What Are You Really Feeling?
For the woman who knows God can hold it and is finally ready to find words for what she's been carrying
You know something is there. You have known for a while.
You feel it when a conversation goes wrong, when conflict rises in your body before your mind catches up, when God feels distant even though you are doing everything you have always done. You cannot explain it exactly. But it is there — underneath the functioning, underneath the faith, underneath the version of yourself you show everyone else.
This workbook is for that.
What Are You Really Feeling? is a guided reflection workbook built around the four emotions that most often live beneath grief, loss, spiritual disorientation, and pain: anger, shame, anxiety, and sadness. Each section walks you through what the emotion is, what it was doing for you, what it may be costing you now, and what story underneath it is asking to be witnessed and grieved.
This is not a resource to skim. Reflection questions and writing space are woven throughout each section so you can read, breathe, and process as you go. Each section closes with a liturgical prayer—raw, unresolved, honest—that brings what you have named directly to God.
Also included: a Nuanced Emotions Chart, Body Sensations list, and 22 Relational Needs appendix to help you find language when words feel out of reach.

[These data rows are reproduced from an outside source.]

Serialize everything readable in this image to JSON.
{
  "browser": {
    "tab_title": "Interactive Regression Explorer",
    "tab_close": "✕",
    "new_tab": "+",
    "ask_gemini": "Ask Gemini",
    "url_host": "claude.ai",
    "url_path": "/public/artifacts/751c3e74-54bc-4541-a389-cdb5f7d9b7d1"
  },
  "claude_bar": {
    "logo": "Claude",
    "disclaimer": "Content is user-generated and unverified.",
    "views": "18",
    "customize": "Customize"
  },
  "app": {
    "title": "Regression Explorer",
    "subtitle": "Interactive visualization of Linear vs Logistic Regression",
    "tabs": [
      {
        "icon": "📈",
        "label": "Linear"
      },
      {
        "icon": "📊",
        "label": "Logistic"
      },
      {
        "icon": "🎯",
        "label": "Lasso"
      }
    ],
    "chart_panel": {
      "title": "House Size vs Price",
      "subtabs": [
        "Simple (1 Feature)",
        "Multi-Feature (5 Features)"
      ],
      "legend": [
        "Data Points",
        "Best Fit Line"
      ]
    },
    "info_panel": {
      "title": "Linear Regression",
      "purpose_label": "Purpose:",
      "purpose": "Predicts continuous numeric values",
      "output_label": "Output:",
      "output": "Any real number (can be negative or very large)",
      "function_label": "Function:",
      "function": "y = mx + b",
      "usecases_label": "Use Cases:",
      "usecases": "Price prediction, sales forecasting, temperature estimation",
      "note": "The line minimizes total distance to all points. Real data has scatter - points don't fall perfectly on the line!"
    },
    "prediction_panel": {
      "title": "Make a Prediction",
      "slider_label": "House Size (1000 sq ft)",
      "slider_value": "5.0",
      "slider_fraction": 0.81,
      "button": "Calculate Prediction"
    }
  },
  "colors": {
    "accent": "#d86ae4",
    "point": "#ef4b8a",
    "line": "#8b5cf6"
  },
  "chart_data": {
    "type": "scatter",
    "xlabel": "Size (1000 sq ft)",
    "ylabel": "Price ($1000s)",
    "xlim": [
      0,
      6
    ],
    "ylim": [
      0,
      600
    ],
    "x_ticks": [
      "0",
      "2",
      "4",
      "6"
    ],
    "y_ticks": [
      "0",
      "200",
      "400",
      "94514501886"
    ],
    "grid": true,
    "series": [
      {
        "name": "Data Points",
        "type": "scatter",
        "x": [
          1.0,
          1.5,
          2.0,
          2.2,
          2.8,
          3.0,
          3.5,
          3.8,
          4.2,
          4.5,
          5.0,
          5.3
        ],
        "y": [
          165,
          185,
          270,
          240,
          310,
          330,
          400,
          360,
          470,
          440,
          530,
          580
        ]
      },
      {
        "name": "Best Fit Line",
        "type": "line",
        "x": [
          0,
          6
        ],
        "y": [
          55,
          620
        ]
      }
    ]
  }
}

This workbook is for the woman who:
- Knows something is off but cannot name it
- Has tried the Bible studies, the books, the programs and still feels stuck
- Is tired of being told to just pray more
- Is ready to do the slow, honest, God-facing work of naming what is underneath
- Believes, even if only barely, that God can handle what she brings Him
What is inside:
- Four complete guided sections: Anger, Shame, Anxiety, and Sadness
- Interwoven reflection questions with writing space throughout
- Four liturgical prayers, one for each emotion
- Nuanced Emotions Chart, Body Sensations list, and 22 Relational Needs appendix
- A closing invitation toward the next step
This is not a destination. It is a beginning. And beginning—honest, unhurried, God-facing—is not nothing.